Electric or Hybrid Cars: Which is the Better Investment?

When it comes to making a smart investment, electric vehicles (EVs) are the clear winner. Learn about federal and state incentives for EVs and PHEVs, plus how they compare in terms of purchase price, range, refueling costs, maintenance and experience.

Electric or Hybrid Cars: Which is the Better Investment?

When it comes to making a smart investment, electric vehicles (EVs) are the clear winner. They have lower net emissions, require less maintenance, and are more fun to drive. Plus, there are federal and state incentives that come with purchasing an electric or hybrid car. Rebates and incentives for electric and hybrid vehicles vary from state to state, so it's important to stay up-to-date on the current options available.

For drivers who make shorter trips, an EV may be the best choice. However, for those who have a longer commute or take road trips, a plug-in hybrid car (PHEV) may be a better option. PHEVs generally have larger electric batteries than standard hybrids, with the ability to drive on electric power alone. Unlike plug-in and fully electric hybrid vehicles, hybrids are not eligible for federal tax credits.

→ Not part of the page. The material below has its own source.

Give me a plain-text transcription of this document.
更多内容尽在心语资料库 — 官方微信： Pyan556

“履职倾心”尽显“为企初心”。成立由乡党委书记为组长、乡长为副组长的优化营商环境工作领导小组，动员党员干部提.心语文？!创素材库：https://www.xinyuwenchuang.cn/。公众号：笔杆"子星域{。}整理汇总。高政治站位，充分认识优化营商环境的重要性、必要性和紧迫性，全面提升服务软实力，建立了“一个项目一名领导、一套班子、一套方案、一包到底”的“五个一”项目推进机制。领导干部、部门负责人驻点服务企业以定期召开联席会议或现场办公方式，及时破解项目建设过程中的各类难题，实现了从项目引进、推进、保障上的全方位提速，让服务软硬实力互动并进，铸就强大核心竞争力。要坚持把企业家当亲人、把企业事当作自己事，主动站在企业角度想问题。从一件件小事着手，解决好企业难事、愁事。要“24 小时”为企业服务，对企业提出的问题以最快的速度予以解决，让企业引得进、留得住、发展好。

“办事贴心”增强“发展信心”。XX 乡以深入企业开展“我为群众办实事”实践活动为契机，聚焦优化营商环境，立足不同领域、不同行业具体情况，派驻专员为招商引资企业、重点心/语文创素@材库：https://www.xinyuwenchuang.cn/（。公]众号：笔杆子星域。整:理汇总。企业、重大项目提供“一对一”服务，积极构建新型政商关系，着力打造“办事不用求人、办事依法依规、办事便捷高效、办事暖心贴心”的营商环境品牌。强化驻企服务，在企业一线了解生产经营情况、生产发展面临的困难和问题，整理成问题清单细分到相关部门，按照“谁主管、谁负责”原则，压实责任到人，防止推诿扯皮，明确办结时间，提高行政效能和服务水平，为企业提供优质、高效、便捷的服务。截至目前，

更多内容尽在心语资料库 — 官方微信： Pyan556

A hybrid vehicle is more effective at saving money when the trip is short, and you can rely on the small electric battery for most of the driving time. Hybrid cars are a combination of two types of cars: electric cars and traditional cars that run on gasoline (ICE). Standard hybrids use regenerative braking and the ICE to charge a battery pack, providing supplemental electrical energy. Many hybrids only automatically derive energy from the electric motor below certain speeds, so they tend to be much more efficient under city driving conditions.

A hybrid works with an ICE and an electric motor, with separate batteries for each. Unlike traditional ICEs, EVs don't require you to pay for a full tank of gas every time the electric battery is “full” - instead, it is added to your home's electricity bill with a plug-in charger. Maintenance costs for hybrids may not be as high as traditional ICEs, but they will still end up costing more than an EV. Another type of car, the fuel cell electric vehicle (FCEV), is powered by an electric motor but uses a hydrogen-powered fuel cell.

Electricity comes from many generating sources, from the burning of fossil fuels to renewable sources such as solar, wind and hydroelectric energy. EVs tend to have dynamic performance since an electric motor delivers 100 percent of its available torque instantly. Plug-in hybrids can have mechanical problems that can be seen in both electrical cards and their ICE counterparts, although less frequently if the engine is not used as much. Hybrid and electric vehicles use electric car batteries that will eventually have to be discarded, and we do not yet fully understand the environmental impact of this.